From Academic literature, FMLs allow for about 15% weight save and have a better impact, fatigue, crack diffusion and fire resistance when compared with Aluminium. The FML is a composite material well known to the aerospace industry (large parts of the Airbus A380 are made in FML) and our patented solution greatly reduces manufacturing costs opening up new markets for this great technology. We are obviously looking at the aerospace industry, but also at the high-speed trains, the marine industry, and high-end automotive sector. We are also testing ballistic panels made in FML and the initial tests showed very promising results.
Your company plans to become a resident of the Skolkovo Innovation Park in Russia. What do you expect from the cooperation?

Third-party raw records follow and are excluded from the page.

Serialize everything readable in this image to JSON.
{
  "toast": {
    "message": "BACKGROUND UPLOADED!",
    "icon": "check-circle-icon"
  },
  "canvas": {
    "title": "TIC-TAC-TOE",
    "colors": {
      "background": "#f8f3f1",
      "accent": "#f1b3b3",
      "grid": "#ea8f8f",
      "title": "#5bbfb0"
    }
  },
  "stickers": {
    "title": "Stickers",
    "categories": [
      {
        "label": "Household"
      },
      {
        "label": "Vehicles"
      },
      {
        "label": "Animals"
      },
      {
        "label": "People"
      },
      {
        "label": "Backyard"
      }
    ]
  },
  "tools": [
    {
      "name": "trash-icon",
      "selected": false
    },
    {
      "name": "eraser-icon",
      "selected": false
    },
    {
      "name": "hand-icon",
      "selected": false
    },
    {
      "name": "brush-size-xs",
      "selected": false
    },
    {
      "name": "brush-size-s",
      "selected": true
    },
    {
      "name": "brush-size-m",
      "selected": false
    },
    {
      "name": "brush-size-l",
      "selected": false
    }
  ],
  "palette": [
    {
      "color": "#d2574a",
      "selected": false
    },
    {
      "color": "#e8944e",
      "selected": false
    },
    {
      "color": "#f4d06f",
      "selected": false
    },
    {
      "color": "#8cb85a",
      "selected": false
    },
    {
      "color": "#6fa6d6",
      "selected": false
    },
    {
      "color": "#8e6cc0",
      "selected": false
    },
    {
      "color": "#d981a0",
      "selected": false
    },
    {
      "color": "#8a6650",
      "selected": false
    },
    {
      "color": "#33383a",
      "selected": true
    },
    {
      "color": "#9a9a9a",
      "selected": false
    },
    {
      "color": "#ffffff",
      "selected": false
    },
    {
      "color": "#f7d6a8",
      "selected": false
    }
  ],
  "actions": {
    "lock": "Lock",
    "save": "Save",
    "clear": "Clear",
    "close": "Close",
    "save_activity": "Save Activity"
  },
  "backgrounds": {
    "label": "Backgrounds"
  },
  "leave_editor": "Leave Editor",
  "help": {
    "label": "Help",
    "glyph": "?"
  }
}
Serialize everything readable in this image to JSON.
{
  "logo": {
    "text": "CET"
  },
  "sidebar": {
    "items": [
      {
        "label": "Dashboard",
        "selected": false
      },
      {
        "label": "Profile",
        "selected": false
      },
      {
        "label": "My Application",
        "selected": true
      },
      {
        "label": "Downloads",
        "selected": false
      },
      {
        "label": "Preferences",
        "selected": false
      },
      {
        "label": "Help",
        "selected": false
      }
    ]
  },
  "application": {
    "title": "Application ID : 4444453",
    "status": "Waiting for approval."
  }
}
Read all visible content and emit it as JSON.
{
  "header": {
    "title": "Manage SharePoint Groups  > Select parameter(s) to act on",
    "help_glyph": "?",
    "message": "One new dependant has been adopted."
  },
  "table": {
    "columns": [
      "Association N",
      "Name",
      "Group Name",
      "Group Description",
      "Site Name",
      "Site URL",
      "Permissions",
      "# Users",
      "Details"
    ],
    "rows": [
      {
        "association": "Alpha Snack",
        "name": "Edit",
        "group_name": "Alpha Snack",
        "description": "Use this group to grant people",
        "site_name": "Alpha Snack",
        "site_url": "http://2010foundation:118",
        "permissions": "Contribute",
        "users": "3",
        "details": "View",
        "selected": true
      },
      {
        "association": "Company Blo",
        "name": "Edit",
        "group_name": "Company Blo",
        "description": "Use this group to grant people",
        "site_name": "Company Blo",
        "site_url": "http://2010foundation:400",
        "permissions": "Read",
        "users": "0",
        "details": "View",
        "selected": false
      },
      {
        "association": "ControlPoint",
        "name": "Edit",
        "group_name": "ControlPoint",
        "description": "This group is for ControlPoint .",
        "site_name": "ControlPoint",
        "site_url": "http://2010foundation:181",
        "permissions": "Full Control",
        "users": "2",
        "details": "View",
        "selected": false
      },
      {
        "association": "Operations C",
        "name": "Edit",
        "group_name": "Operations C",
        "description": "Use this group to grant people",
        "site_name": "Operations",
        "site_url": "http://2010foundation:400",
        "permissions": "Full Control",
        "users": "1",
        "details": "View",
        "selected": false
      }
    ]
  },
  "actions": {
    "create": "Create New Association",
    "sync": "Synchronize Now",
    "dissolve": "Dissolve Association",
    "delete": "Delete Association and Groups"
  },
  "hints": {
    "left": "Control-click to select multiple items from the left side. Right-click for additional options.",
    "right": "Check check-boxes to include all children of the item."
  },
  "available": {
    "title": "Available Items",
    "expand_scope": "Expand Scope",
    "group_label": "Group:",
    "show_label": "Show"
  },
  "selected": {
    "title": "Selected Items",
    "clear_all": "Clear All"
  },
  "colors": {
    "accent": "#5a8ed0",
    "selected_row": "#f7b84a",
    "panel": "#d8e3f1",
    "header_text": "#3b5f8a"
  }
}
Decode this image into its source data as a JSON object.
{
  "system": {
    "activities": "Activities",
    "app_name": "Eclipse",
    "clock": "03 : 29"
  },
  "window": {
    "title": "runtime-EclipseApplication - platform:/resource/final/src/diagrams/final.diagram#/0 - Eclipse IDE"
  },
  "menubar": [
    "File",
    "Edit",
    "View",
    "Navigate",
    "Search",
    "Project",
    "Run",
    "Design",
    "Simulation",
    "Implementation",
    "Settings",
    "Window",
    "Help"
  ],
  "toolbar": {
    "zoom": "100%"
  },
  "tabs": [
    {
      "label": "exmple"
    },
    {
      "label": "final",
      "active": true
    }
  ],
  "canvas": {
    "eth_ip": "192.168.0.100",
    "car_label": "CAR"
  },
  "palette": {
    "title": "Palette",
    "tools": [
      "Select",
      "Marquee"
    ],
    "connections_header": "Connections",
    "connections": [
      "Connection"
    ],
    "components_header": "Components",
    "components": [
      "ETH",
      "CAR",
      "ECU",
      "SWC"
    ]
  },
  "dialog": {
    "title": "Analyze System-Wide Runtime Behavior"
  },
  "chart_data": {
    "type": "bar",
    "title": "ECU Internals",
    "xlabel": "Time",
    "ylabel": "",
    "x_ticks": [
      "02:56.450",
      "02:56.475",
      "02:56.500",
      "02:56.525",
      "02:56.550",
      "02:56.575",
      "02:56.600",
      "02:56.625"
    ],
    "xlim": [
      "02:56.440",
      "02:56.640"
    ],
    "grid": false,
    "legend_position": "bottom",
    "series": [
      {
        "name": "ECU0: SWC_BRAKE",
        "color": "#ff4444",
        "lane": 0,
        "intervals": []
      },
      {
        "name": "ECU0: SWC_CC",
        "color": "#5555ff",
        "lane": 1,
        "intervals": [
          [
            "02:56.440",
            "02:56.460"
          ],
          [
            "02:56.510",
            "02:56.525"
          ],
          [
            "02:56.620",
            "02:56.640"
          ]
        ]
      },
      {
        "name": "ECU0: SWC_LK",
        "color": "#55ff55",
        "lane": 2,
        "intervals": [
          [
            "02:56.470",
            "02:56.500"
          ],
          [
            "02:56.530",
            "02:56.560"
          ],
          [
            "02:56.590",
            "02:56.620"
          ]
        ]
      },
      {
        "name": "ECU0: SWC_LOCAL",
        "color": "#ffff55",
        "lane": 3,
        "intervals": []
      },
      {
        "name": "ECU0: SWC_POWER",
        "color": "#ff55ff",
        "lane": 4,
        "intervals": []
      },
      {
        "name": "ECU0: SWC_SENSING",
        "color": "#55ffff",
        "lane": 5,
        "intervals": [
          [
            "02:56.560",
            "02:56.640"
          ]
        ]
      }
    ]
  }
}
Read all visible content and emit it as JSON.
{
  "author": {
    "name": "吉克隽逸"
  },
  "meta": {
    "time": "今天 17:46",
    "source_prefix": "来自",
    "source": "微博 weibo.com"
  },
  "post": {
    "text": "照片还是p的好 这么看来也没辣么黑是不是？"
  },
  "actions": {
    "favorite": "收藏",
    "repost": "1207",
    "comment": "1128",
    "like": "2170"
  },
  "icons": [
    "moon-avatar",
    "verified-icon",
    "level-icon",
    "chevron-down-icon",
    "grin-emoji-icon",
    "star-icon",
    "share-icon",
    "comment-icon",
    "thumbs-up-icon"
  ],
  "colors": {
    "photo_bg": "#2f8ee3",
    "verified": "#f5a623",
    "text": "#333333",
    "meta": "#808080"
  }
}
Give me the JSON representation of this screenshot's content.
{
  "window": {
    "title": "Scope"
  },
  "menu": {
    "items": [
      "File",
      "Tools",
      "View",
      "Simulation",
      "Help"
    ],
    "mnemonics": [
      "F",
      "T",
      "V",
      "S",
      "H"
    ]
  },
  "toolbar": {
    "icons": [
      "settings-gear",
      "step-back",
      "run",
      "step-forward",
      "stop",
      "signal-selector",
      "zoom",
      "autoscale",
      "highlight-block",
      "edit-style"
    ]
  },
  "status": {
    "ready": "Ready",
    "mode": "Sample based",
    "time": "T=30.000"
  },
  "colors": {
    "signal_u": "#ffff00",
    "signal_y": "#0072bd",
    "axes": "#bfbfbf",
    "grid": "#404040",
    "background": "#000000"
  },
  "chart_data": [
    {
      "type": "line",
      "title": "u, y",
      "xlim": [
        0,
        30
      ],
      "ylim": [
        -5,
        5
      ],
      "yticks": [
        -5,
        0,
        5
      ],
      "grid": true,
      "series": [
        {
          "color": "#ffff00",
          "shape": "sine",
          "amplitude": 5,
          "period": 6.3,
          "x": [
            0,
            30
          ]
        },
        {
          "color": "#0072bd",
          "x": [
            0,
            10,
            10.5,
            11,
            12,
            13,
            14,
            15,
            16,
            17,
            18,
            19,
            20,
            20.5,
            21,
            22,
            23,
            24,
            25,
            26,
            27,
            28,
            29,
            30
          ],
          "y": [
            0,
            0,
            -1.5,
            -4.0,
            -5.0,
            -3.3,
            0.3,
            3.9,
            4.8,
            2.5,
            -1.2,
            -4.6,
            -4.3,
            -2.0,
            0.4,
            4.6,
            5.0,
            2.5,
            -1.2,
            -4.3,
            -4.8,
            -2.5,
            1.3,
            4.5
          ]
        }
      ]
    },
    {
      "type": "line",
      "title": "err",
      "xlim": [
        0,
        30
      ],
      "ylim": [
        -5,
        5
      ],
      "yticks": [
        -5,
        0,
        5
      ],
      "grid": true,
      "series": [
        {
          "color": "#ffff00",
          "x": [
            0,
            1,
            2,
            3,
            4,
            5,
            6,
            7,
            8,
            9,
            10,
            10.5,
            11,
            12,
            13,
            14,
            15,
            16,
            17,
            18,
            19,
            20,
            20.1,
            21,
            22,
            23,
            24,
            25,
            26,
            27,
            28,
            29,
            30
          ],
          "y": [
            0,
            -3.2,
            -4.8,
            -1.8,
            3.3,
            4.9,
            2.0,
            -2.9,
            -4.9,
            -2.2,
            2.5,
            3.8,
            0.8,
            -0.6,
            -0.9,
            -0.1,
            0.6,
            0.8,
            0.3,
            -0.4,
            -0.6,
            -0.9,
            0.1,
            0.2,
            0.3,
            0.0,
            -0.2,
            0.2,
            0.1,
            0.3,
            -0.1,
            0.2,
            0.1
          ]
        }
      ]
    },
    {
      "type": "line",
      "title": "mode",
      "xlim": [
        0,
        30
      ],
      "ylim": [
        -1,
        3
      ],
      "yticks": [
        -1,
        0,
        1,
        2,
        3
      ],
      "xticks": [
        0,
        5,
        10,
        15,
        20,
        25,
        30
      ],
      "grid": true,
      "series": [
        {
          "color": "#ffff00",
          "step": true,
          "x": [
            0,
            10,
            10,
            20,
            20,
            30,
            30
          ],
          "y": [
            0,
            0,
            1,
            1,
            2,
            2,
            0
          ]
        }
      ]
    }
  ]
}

We applied for a Skolkovo residency after learning about the impressive work the Park is doing to foster innovation. Our application was reviewed by the Aerospace Cluster Technical Committee and we were offered a place as resident startup soon after. We are now finalizing the legal and administrative steps to set up a Russian Newco. The Newco will mainly deal with the development of our patented Fiber Metal Laminate technology with the aim to take it to industrial technological readiness as quickly as possible. We are already investigating potential collaborations with Russian companies, but I’m confident that once we become a resident startup things will move much faster on that side too. We will also be looking for local basalt fiber and aluminium suppliers in order to work with a local raw material. Russia has a very long tradition of basalt fiber stretching and is one of the World’s biggest aluminium producer, so opening a company in Russia to develop aluminium and basalt fiber based FML is in our vision a winning bid. This is a very exciting and challenging project for us and we are looking forward to making the most of the benefits offered to Skolkovo’s resident startups.